Situado entre os mundos renascentista e
barroco, os elementos característicos de ambos se juntam nele, com
predomínio do barroco. A crítica salientou a unidade da composição,
típica do barroquismo, em que o grande número de episódios não desfrutam
de existência autônoma, mas vivem interligados num bloco geral. Também
são traços peculiarmente barrocos a disposição dos personagens em
profundidade, a antítese - no plano geral, na forma, nos enlaces
abstrato-concretos - , os tipos de metáfora, o paradoxo, a hipérbole, a
alusão, o jogo de palavras, o encadeamento dos componentes da frase, a
série assindética, o próprio dinamismo do estilo.
Por esses e outros dados da atitude
barroca, o autor apóia-se em contrastes que tornam o livro cuerdo y loco
(prudente e louco) e o situam entre a pregação moral e o realismo
picaresco, na chamada "ordem desordenada" própria dessa tendência. Como
ficou claro para os estudiosos, o traçado do romance obedece a um plano
rigoroso, em que as várias excursões do cavaleiro se compõem em
movimentos circulares, com os quais expressa a noção barroca do destino e
a preocupação com o mundo, em que acaba por descobrir o vazio e a
inanidade, a desilusão e o desengano, resultados muito distintos das
peregrinações medievais e góticas, em linha reta, em direção a Deus ou à
sepultura.
Exatamente por isso, o modo como o
escritor soube resolver a tensão narrativa entre o real e o imaginário é
uma de suas contribuições essenciais. O extraordinário é que, em sua
recriação do plano ficcional, ele mantém as dimensões, as proporções,
uma animação e uma estrutura de universo real. Reencontra-se o homem,
estabelece-se sua moral, reconstitui-se sua verdade. O mundo, à primeira
vista fantástico, é iluminado por uma virtude concreta, a caridade, ou
antes, o amor do homem pelas coisas, pelos bichos, pela natureza e pelo
próprio homem, redescoberto em sua dignidade primordial.

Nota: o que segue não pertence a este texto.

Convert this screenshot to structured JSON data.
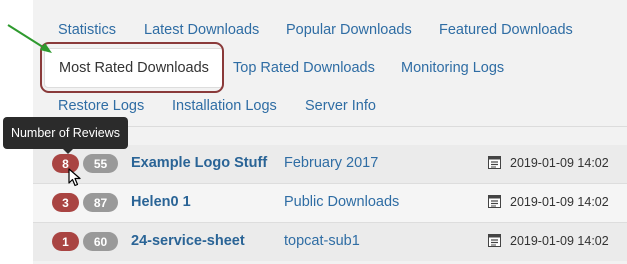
{
  "colors": {
    "link": "#2f6da4",
    "badge_rating": "#a94442",
    "badge_reviews": "#999999",
    "highlight_border": "#8a3a3a",
    "annotation_arrow": "#2e9a2e"
  },
  "nav": {
    "tabs": [
      {
        "label": "Statistics"
      },
      {
        "label": "Latest Downloads"
      },
      {
        "label": "Popular Downloads"
      },
      {
        "label": "Featured Downloads"
      },
      {
        "label": "Most Rated Downloads",
        "active": true
      },
      {
        "label": "Top Rated Downloads"
      },
      {
        "label": "Monitoring Logs"
      },
      {
        "label": "Restore Logs"
      },
      {
        "label": "Installation Logs"
      },
      {
        "label": "Server Info"
      }
    ]
  },
  "tooltip": {
    "text": "Number of Reviews"
  },
  "rows": [
    {
      "rating": "8",
      "reviews": "55",
      "title": "Example Logo Stuff",
      "category": "February 2017",
      "date": "2019-01-09 14:02"
    },
    {
      "rating": "3",
      "reviews": "87",
      "title": "Helen0 1",
      "category": "Public Downloads",
      "date": "2019-01-09 14:02"
    },
    {
      "rating": "1",
      "reviews": "60",
      "title": "24-service-sheet",
      "category": "topcat-sub1",
      "date": "2019-01-09 14:02"
    }
  ],
  "icons": {
    "date": "calendar-icon",
    "cursor": "mouse-pointer-icon",
    "annotation": "green-arrow-icon"
  }
}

A primazia desse aspecto afetivo
traduz-se numa ética de bondade, que se manifesta, em seu mais alto
grau, nas relações entre D. Quixote e Sancho Pança, o cavaleiro e o
escudeiro, o senhor e seu amigo, duas figuras contrastantes e ligadas
por uma fraternidade de quase cerimoniosa cortesia, pela qual se prezam e
se respeitam. É impossível deixar de reconhecer nesse encontro, em suas
conversas e decisões, uma das imagens mais significativas da história
do relacionamento humano.
Além da bondade, há em toda a
narrativa uma profunda valorização da liberdade e da justiça. No caso da
primeira, um dos melhores exemplos é a passagem em que Cervantes
descreve a existência dos ciganos, integrados à natureza e à
espontaneidade do amor. Houve, porém, quem preferisse ver a história
como relato do fracasso trágico de um idealismo mal informado, assim
como fracassaram na realidade as altas intenções da Espanha
monárquico-católica e as do próprio Cervantes, que no início de sua vida
pretendeu tornar-se soldado heróico e acabou como humilde funcionário
público, na prisão e na rotina do trabalho literário.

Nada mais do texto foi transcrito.